ITC Ltd’s FMCG business could help its stock price gain as much as 26% soon, with dividends to follow, according to global brokerage and research firm CLSA’s targets.
ITC Ltd’s FMCG business could help its stock price gain as much as 26% soon, with dividends to follow, according to global brokerage and research firm CLSA’s targets. CLSA expects ITC’s FMCG business to grow its EBITDA at 31% CAGR through the financial years 2020-2024, on the back of industry tailwinds, margin levers and improving asset utilisation. ITC share price has been under pressure this year, falling 1.6% to Rs 210 apiece now. The stock has massively underperformed benchmark indices, which have surged over 21% so far in 2021.
Stock Talk: Valuations compelling
CLSA believes that ITC stock’s current valuations have ignored multiple positives from the FMCG business and are at a record-high PE discount to the FMCG average. Consumer staple stocks are trading at 6x-12x FY23 EV/sales with a weighted average of 10x. Meanwhile, ITC is trading 2.5X EV/Sales. The attractive valuations, in CLSA’s view, could also compel the company to initiate a buyback. “FMCG business trades at 2.5x FY23CL EV/ sales (38x implied PE). Valuations are attractive for ITC to consider buyback,” they said.
CLSA has a ‘buy’ rating on the stock with a target price of Rs 265 per share, implying a 26% upside from current price of Rs 210 apiece. Along with dividends, the upside increases to 32%, according to CLSA. ITC has a strong 6% dividend yield, well above peers.
Value creation ahead for FMCG business
CLSA analysts believe that mature brands of ITC, such as Aashirvaad, Sunfeast, Yippee, Bingo and Classmate, offer significant opportunities to enter adjacencies with lower category incubation costs and relatively faster break-even. Further, the brokerage firm expects ITC to improve share of value-added products. “Investors have rightfully been skeptical about the inherently lower margins in some of ITC’s categories, particularly ‘Atta’ flour which has low gross margins. The share of higher value-added brands like Sunfeast, Bingo and Yippee is however moving up and offering significantly higher margins” they said.

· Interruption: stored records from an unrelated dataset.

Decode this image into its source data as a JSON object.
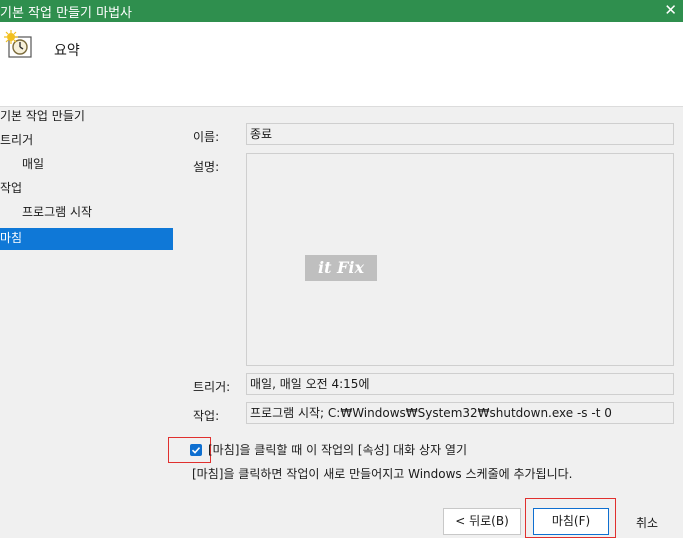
{
  "window": {
    "title": "기본 작업 만들기 마법사"
  },
  "header": {
    "title": "요약",
    "icon": "task-scheduler-clock-icon"
  },
  "sidebar": {
    "items": [
      {
        "label": "기본 작업 만들기"
      },
      {
        "label": "트리거"
      },
      {
        "label": "매일"
      },
      {
        "label": "작업"
      },
      {
        "label": "프로그램 시작"
      },
      {
        "label": "마침"
      }
    ],
    "active_index": 5
  },
  "fields": {
    "name": {
      "label": "이름:",
      "value": "종료"
    },
    "description": {
      "label": "설명:",
      "value": ""
    },
    "trigger": {
      "label": "트리거:",
      "value": "매일, 매일 오전 4:15에"
    },
    "action": {
      "label": "작업:",
      "value": "프로그램 시작; C:₩Windows₩System32₩shutdown.exe -s -t 0"
    }
  },
  "watermark": {
    "text": "it Fix"
  },
  "open_properties": {
    "label": "[마침]을 클릭할 때 이 작업의 [속성] 대화 상자 열기",
    "checked": true
  },
  "info_text": "[마침]을 클릭하면 작업이 새로 만들어지고 Windows 스케줄에 추가됩니다.",
  "buttons": {
    "back": "< 뒤로(B)",
    "finish": "마침(F)",
    "cancel": "취소"
  },
  "colors": {
    "titlebar": "#2f8f4e",
    "selection": "#0f78d7",
    "highlight_box": "#e0302e"
  }
}
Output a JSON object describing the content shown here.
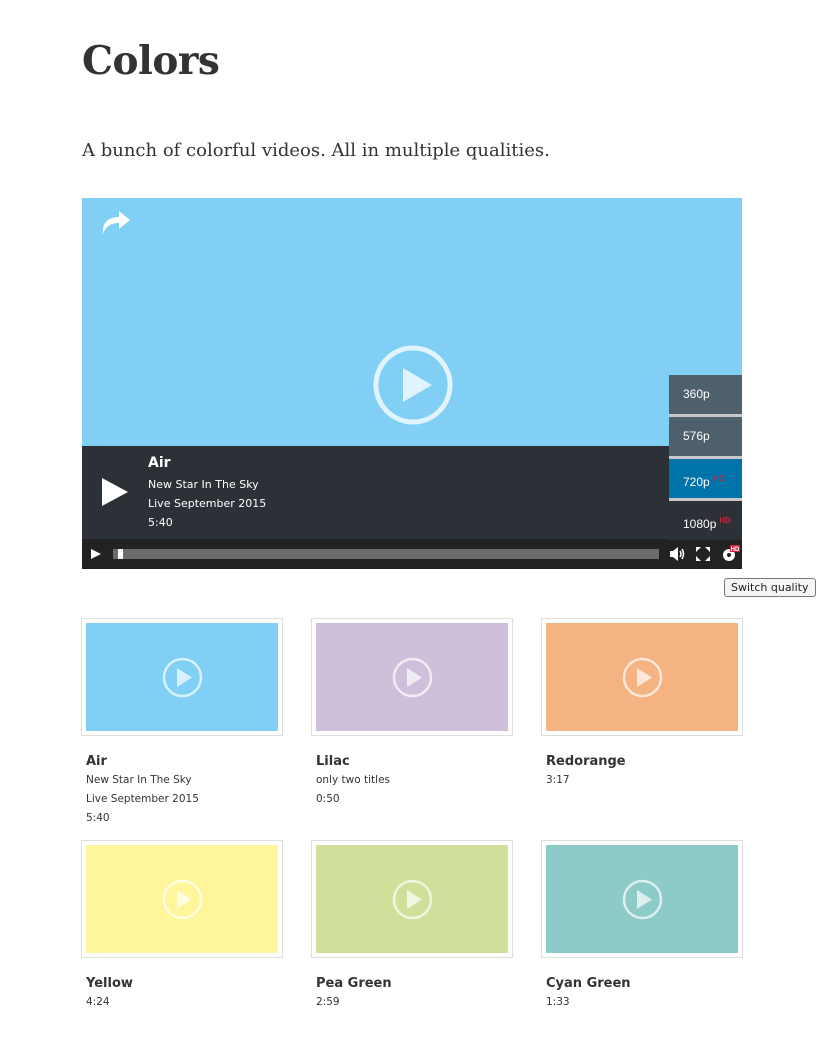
{
  "page": {
    "title": "Colors",
    "description": "A bunch of colorful videos. All in multiple qualities."
  },
  "player": {
    "color": "#81cff4",
    "title": "Air",
    "lines": [
      "New Star In The Sky",
      "Live September 2015",
      "5:40"
    ],
    "progress": 0.01,
    "quality_menu": [
      {
        "label": "360p",
        "hd": ""
      },
      {
        "label": "576p",
        "hd": ""
      },
      {
        "label": "720p",
        "hd": "HD",
        "active": true
      },
      {
        "label": "1080p",
        "hd": "HD"
      }
    ],
    "tooltip": "Switch quality",
    "icons": [
      "share-icon",
      "play-icon",
      "volume-icon",
      "fullscreen-icon",
      "gear-hd-icon"
    ]
  },
  "videos": [
    {
      "title": "Air",
      "color": "#81cff4",
      "lines": [
        "New Star In The Sky",
        "Live September 2015",
        "5:40"
      ]
    },
    {
      "title": "Lilac",
      "color": "#cebfdb",
      "lines": [
        "only two titles",
        "0:50"
      ]
    },
    {
      "title": "Redorange",
      "color": "#f5b383",
      "lines": [
        "3:17"
      ]
    },
    {
      "title": "Yellow",
      "color": "#fff59b",
      "lines": [
        "4:24"
      ]
    },
    {
      "title": "Pea Green",
      "color": "#d0e09b",
      "lines": [
        "2:59"
      ]
    },
    {
      "title": "Cyan Green",
      "color": "#8ccbc8",
      "lines": [
        "1:33"
      ]
    }
  ]
}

ITC is also anticipated to see a turnaround in its home and personal care segment.
More growth drivers for ITC are expected from acquisitions. “Valuations have been one of the big deterrents for M&A but with several category incubations now complete we see a better backdrop where ITC can look to acquire regional brands to address portfolio gaps and use its distribution network to scale them up,” CLSA report noted. ITC has $3.7 billion in liquid assets.
During the pandemic, ITC has so far acquired Sunrise. “The acquisition has provided synergy opportunities through the sourcing and supply chain capabilities of ITC’s agribusiness and strong distribution network. Besides augmenting ITC’s product portfolio, the acquisition is also aligned with the company’s aspiration to significantly scale up its spices business.” they added. More such acquisitions, addressing portfolio gaps are forecasted.